At the beginning of 2021, we had about 400,000 in the country. prosumers, but in December 2021 there were already about 850,000. At that time, PEP2040 assumed that by 2030 there would be five times more of them, i.e. about 4 million. And now, seven years before that date, there are nearly 1.3 million of them in Poland. Forecasts for the coming years are only optimistic.
Installed capacity will double in just three years. Already at the end of 2025, 26.8 GW of PV installations will operate in the energy system, which means that Poland will be among the top three EU countries in terms of total installed capacity. It will become the fourth producer of electricity from the sun in Europe – predicts Grzegorz Wiśniewski , president of the Institute of Renewable Energy, in the report “Photovoltaics Market in Poland 2023”.
Photovoltaics is breaking many records
The increase in both installations and prosumers themselves translates naturally into production capacity. In July, photovoltaics gave a record 1.94 TWh of energy in total. This result is better than the previous record from June this year. by 3.9 percent and as much as 46.8 percent. since July last year. And since wind was added to this, RES generated 3.35 TWh of energy in July 2023, which is the third result in history, after this year’s March and May.
Thus, renewable energy sources took care of 28.7 percent. energy mix. It was better in this respect only once – in May this year. (30.4%).
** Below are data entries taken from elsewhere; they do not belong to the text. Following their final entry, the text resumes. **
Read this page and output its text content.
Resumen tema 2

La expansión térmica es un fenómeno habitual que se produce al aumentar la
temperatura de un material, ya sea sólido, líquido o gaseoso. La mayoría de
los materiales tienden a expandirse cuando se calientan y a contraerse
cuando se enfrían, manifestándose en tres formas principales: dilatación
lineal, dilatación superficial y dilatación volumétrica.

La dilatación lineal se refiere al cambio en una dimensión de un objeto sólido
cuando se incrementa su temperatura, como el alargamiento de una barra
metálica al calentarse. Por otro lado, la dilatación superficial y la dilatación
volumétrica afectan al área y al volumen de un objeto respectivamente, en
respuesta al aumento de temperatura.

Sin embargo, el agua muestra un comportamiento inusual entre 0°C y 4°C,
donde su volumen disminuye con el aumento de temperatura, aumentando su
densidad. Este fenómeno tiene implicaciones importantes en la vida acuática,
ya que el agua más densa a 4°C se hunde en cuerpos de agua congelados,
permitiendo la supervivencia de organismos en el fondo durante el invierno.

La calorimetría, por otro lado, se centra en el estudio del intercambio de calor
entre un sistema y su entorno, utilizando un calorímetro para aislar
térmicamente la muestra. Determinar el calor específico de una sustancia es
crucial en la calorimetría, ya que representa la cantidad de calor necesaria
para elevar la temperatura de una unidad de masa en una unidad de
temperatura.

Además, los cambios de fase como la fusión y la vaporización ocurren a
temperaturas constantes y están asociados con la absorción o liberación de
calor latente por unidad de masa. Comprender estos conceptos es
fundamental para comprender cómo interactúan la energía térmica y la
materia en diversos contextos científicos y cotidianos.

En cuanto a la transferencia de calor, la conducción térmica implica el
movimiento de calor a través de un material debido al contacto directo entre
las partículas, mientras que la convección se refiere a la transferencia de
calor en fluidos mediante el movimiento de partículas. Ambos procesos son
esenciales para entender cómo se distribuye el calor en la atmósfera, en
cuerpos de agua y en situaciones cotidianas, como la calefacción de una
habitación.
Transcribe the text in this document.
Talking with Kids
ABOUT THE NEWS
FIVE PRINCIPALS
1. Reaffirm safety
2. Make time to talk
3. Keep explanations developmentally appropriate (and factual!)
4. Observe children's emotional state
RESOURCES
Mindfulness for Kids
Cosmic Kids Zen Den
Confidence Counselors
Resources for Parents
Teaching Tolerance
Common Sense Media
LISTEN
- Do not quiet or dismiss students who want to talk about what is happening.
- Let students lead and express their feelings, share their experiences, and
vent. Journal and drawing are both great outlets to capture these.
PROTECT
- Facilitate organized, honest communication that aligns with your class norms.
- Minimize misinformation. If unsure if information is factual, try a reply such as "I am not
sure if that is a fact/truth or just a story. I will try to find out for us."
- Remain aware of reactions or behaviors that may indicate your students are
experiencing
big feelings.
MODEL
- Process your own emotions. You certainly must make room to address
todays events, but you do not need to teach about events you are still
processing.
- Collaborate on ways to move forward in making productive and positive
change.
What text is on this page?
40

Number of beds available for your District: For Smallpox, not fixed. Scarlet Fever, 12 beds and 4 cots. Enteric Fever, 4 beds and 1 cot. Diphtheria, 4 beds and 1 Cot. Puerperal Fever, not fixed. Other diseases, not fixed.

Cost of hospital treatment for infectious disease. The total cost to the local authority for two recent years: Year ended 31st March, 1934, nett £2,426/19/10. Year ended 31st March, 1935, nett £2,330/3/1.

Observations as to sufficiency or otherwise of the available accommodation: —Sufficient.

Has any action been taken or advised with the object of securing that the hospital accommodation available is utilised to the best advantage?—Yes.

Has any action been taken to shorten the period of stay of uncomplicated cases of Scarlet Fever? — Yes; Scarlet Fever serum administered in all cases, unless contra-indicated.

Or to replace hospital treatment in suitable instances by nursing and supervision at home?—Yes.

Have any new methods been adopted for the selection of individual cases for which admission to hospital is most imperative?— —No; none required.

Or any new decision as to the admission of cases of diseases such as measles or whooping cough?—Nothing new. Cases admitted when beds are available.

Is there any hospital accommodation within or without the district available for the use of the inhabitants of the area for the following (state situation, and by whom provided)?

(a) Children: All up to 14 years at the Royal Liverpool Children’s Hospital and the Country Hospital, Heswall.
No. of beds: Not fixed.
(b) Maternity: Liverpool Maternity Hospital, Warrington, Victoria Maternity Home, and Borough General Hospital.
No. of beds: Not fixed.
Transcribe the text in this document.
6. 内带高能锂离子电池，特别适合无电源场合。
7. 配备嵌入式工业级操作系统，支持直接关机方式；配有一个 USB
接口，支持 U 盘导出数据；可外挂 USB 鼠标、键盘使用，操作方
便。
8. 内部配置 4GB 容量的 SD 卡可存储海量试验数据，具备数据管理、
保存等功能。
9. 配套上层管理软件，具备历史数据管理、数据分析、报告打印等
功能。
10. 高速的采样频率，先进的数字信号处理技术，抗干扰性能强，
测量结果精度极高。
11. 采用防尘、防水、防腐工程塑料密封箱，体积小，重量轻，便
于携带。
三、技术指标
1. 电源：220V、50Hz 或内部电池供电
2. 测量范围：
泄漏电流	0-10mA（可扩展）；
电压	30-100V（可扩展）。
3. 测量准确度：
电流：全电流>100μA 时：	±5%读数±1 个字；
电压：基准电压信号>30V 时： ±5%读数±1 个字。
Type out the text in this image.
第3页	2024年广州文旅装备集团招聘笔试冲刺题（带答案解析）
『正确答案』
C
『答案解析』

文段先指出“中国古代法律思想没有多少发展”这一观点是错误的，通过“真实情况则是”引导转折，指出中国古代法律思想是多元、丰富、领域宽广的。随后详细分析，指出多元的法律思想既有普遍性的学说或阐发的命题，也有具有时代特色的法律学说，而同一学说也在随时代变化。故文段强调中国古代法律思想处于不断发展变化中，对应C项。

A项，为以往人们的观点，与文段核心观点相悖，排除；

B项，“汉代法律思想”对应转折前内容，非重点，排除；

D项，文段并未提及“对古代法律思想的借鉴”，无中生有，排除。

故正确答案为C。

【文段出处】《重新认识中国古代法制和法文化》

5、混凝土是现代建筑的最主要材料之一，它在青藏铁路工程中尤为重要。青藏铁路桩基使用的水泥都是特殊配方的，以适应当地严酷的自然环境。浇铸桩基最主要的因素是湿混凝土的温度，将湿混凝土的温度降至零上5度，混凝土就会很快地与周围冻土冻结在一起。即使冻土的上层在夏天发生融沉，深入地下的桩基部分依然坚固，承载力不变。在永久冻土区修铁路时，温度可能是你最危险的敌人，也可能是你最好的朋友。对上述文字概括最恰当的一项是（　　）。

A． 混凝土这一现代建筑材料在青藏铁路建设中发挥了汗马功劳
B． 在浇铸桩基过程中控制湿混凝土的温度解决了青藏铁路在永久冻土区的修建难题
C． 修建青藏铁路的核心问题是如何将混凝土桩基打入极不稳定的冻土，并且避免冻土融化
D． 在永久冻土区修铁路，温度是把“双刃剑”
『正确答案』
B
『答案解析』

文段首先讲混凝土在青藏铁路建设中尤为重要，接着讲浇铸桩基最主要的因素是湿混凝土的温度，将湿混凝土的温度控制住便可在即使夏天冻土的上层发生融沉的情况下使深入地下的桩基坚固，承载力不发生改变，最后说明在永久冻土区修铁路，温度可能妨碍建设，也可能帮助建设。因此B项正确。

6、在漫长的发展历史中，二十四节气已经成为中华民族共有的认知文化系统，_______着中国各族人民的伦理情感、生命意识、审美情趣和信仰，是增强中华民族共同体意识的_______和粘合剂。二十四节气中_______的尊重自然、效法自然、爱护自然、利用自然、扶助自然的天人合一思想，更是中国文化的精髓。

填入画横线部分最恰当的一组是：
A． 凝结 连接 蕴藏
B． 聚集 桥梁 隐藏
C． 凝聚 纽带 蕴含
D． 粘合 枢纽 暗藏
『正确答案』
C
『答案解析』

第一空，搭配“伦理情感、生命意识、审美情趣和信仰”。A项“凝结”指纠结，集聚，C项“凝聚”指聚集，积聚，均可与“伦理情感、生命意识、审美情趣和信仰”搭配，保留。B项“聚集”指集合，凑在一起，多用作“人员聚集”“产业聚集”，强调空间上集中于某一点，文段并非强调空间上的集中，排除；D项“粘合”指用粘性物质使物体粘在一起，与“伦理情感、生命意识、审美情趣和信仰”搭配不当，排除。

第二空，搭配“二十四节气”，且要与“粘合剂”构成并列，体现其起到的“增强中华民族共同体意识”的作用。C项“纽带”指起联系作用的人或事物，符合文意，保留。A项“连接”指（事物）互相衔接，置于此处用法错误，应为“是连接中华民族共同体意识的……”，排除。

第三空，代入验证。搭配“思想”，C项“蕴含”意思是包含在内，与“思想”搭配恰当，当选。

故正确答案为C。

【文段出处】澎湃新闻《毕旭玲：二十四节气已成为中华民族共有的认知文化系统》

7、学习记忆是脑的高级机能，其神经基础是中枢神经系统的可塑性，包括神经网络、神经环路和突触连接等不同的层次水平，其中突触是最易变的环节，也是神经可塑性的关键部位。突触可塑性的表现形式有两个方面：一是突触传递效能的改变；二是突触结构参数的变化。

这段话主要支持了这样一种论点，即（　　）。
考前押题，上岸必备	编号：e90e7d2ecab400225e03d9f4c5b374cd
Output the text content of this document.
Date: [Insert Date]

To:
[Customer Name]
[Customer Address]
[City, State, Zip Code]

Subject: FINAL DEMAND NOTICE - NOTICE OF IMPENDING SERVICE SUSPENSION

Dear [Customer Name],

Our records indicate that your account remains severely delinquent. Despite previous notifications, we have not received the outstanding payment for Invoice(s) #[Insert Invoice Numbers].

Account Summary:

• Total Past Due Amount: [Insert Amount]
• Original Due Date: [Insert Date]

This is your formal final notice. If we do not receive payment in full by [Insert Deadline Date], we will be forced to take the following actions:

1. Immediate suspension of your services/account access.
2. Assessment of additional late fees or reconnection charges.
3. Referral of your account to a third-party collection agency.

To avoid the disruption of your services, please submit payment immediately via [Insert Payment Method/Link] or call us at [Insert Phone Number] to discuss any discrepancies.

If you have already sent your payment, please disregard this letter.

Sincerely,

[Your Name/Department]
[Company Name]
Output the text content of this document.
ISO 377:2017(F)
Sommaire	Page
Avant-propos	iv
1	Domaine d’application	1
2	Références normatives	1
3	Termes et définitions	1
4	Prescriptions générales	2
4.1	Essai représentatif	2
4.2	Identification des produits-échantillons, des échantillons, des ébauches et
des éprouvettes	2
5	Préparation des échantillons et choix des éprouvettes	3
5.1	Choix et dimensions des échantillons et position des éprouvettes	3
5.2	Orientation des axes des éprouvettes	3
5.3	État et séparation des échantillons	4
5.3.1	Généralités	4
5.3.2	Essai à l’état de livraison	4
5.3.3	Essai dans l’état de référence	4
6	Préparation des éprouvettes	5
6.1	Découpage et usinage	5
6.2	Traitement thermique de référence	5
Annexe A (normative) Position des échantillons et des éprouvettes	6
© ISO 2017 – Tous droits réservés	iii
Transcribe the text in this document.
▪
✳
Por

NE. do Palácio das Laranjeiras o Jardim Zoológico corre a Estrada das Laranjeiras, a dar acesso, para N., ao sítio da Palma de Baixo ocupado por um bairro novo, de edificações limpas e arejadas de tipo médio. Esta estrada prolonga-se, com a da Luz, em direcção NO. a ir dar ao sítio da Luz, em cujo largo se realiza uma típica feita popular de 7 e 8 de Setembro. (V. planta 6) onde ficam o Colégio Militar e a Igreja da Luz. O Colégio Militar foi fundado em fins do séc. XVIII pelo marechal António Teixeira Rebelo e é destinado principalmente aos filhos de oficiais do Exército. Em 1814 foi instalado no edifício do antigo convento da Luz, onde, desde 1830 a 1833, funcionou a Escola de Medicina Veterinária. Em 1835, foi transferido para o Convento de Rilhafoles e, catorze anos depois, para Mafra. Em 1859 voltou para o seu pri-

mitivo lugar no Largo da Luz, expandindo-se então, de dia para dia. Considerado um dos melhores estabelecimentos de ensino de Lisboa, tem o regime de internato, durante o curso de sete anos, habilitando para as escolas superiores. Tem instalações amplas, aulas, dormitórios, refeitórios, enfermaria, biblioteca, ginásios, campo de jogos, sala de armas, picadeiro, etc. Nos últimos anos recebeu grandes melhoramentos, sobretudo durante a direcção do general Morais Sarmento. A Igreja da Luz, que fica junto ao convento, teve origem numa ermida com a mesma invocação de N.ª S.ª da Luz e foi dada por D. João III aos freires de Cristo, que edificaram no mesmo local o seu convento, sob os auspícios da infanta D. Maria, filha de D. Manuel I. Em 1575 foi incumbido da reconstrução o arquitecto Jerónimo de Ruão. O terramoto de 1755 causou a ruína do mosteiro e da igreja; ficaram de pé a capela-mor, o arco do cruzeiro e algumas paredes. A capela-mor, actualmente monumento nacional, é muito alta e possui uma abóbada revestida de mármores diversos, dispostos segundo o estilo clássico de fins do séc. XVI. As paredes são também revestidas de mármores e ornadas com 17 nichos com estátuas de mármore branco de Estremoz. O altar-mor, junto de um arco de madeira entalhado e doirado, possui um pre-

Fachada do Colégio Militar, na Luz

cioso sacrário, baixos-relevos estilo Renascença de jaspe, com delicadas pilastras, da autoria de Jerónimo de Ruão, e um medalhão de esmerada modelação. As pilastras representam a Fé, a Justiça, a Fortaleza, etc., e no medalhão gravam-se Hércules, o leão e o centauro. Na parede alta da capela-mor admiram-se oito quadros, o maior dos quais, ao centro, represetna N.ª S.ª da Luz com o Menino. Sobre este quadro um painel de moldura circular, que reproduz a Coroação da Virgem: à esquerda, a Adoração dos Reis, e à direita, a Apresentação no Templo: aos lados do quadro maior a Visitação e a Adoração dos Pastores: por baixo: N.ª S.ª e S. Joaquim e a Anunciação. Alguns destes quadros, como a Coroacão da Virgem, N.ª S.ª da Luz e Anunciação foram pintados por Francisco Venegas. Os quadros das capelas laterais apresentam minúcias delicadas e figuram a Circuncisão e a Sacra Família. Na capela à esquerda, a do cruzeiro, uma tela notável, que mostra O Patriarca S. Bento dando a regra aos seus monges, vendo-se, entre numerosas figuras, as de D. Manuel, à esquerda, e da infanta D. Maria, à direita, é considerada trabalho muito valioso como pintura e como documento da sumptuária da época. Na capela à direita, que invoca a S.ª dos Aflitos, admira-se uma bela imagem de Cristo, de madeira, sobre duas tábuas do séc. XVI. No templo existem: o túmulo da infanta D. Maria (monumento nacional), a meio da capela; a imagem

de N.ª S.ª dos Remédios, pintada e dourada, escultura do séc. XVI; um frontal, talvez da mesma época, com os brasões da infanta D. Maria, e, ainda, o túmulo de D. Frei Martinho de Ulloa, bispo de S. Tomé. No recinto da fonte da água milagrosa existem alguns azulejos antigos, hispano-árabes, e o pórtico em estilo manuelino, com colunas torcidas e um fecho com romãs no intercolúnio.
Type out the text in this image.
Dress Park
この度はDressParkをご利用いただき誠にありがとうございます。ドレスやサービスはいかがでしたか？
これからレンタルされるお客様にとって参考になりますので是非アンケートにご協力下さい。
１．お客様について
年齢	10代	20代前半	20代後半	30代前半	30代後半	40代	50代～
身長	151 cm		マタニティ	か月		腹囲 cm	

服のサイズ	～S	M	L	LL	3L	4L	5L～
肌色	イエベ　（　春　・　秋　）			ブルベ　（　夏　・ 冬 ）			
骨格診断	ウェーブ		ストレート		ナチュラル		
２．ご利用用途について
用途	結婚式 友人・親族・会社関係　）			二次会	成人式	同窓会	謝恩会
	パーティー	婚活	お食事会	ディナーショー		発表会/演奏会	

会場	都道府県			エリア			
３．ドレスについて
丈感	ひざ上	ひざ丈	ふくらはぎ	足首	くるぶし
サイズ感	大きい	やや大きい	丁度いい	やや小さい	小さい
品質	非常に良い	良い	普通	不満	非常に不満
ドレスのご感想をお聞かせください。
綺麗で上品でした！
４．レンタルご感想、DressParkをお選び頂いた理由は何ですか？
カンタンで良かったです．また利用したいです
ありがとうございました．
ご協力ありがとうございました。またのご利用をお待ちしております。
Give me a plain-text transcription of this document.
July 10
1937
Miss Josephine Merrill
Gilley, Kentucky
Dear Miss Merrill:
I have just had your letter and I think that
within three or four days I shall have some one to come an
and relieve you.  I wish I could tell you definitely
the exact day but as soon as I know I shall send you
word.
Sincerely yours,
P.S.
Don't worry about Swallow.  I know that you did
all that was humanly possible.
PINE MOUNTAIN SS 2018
It is worth recalling that PEP2040 in the original version assumed the share of RES in 2030 at the level of 23%.
“In view of the extremely rapid development of photovoltaics, it is necessary to develop a long-term action plan to improve the conditions for the operation of PV sources in the power grid and to develop the national and European PV industry. A new energy strategy and a new sectoral strategy are needed – there is no doubt” says Grzegorz Wiśniewski.
And in the solar energy market, the unofficial race between the EU and the US continues. The U.S. Inflation Reduction Act provides, among other things, for a $400 billion state aid program consisting of tax and investment incentives for the development of new projects in the field of installation and local production of clean energy technologies, such as PV.
In response, Brussels has prepared the EU Solar Energy Strategy, under which the photovoltaic capacity in the EU is to swell from 136 GW in 2021 to 600 GW by 2030.
Coal is getting more and more scarce
And since there are more and more RES in our energy mix, it must necessarily be at the expense of coal. The photovoltaic jump contributed to a record low share of coal – at the level of barely 60 percent. (in June it was 61.8 percent).
No wonder that the sale and extraction of coal in Poland are now at a catastrophic level. In the first half of 2023, Polish mines produced approx. 23.2 million tonnes of coal.
This is 4.7 million tonnes less than in the same period a year ago. So we are talking about a decrease of 16.8 percent. It is also very bad with the sale of coal. From January to June, we sold about 22 million tonnes of coal, which is 6.4 million tonnes less than in the first half of 2022. This is a decrease of 22.5 percent.